Il clean eating non farebbe solo dimagrire, ma sembrerebbe essere anche un valido aiuto per eliminare problematiche come mal di testa, disturbi del sonno, infiammazioni, depressione e cellulite. Ed è proprio qui che sta il pericolo: i "guru del clean eating" fanno - spesso con superficialità - congetture sul metabolismo, senza però disporre delle necessarie conoscenze scientifiche. Tosca Reno afferma, ad esempio, che senza colazione non funziona nulla, perché il nostro cervello non riceve glucosio durante la notte.

Si tratta però di un'affermazione palesemente falsa. Il nostro cervello viene rifornito di glucosio 24 ore su 24. Se non si assume cibo, il nostro corpo ricorre alle riserve di glucosio presenti nel fegato e nei muscoli e, qualora anche quest'ultime fossero esaurite, a quelle di proteine e grassi. Chi dunque non desidera fare colazione, può benissimo non farla. Almeno in base alle conoscenze scientifiche attualmente disponibili.

Comporta anche rischi

Gli esperti mettono in guardia dalla nuova tendenza in fatto di salute, perché non è raro che il desiderio di prediligere uno stile di alimentazione clean possa trasformarsi in una vera e propria dipendenza. I medici parlano di "ortoressia nervosa" che consiste nella patologica ossessione per il consumo di cibi sani. Inoltre, alcuni si vincolano a regole alimentari sempre più severe, ad esempio rinunciando a glutine e lattosio. Nel peggiore dei casi però questo approccio può portare persino alla denutrizione.
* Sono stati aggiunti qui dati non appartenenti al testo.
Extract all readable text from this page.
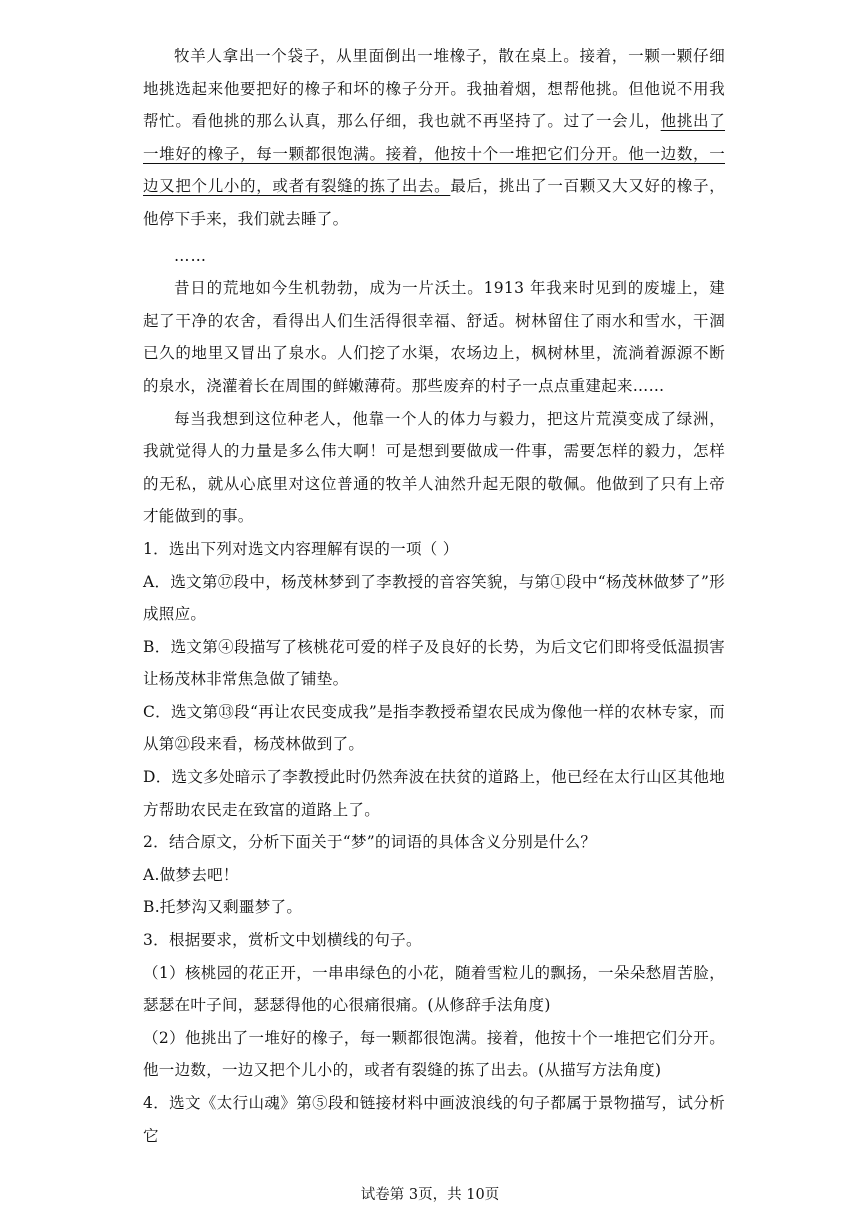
牧羊人拿出一个袋子，从里面倒出一堆橡子，散在桌上。接着，一颗一颗仔细地挑选起来他要把好的橡子和坏的橡子分开。我抽着烟，想帮他挑。但他说不用我帮忙。看他挑的那么认真，那么仔细，我也就不再坚持了。过了一会儿，他挑出了一堆好的橡子，每一颗都很饱满。接着，他按十个一堆把它们分开。他一边数，一边又把个儿小的，或者有裂缝的拣了出去。最后，挑出了一百颗又大又好的橡子，他停下手来，我们就去睡了。

……

昔日的荒地如今生机勃勃，成为一片沃土。1913 年我来时见到的废墟上，建起了干净的农舍，看得出人们生活得很幸福、舒适。树林留住了雨水和雪水，干涸已久的地里又冒出了泉水。人们挖了水渠，农场边上，枫树林里，流淌着源源不断的泉水，浇灌着长在周围的鲜嫩薄荷。那些废弃的村子一点点重建起来……

每当我想到这位种老人，他靠一个人的体力与毅力，把这片荒漠变成了绿洲，我就觉得人的力量是多么伟大啊！可是想到要做成一件事，需要怎样的毅力，怎样的无私，就从心底里对这位普通的牧羊人油然升起无限的敬佩。他做到了只有上帝才能做到的事。

1．选出下列对选文内容理解有误的一项（ ）

A．选文第⑰段中，杨茂林梦到了李教授的音容笑貌，与第①段中“杨茂林做梦了”形成照应。

B．选文第④段描写了核桃花可爱的样子及良好的长势，为后文它们即将受低温损害让杨茂林非常焦急做了铺垫。

C．选文第⑬段“再让农民变成我”是指李教授希望农民成为像他一样的农林专家，而从第㉑段来看，杨茂林做到了。

D．选文多处暗示了李教授此时仍然奔波在扶贫的道路上，他已经在太行山区其他地方帮助农民走在致富的道路上了。

2．结合原文，分析下面关于“梦”的词语的具体含义分别是什么？

A.做梦去吧！

B.托梦沟又剩噩梦了。

3．根据要求，赏析文中划横线的句子。

（1）核桃园的花正开，一串串绿色的小花，随着雪粒儿的飘扬，一朵朵愁眉苦脸，瑟瑟在叶子间，瑟瑟得他的心很痛很痛。(从修辞手法角度)

（2）他挑出了一堆好的橡子，每一颗都很饱满。接着，他按十个一堆把它们分开。他一边数，一边又把个儿小的，或者有裂缝的拣了出去。(从描写方法角度)

4．选文《太行山魂》第⑤段和链接材料中画波浪线的句子都属于景物描写，试分析它

试卷第 3页，共 10页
Principi alimentari ragionevoli

Il clean eating è uno stile di vita e non un programma dietetico. Chi punta su prodotti freschi, non raffinati e ricchi di proprietà salutari, fa una scelta corretta sotto diversi aspetti. In questo modo, infatti, si conduce quasi automaticamente un'alimentazione povera di grassi e calorie, ma ricca di fibre, vitamine e sostanze minerali. Inoltre, seguendo una dieta basata su prodotti di stagione e regionali è possibile fare a meno di alimenti confezionati e incellofanati, migliorando in questo modo la propria impronta di carbonio. Un'altra scelta peraltro in linea con questo stile di vita.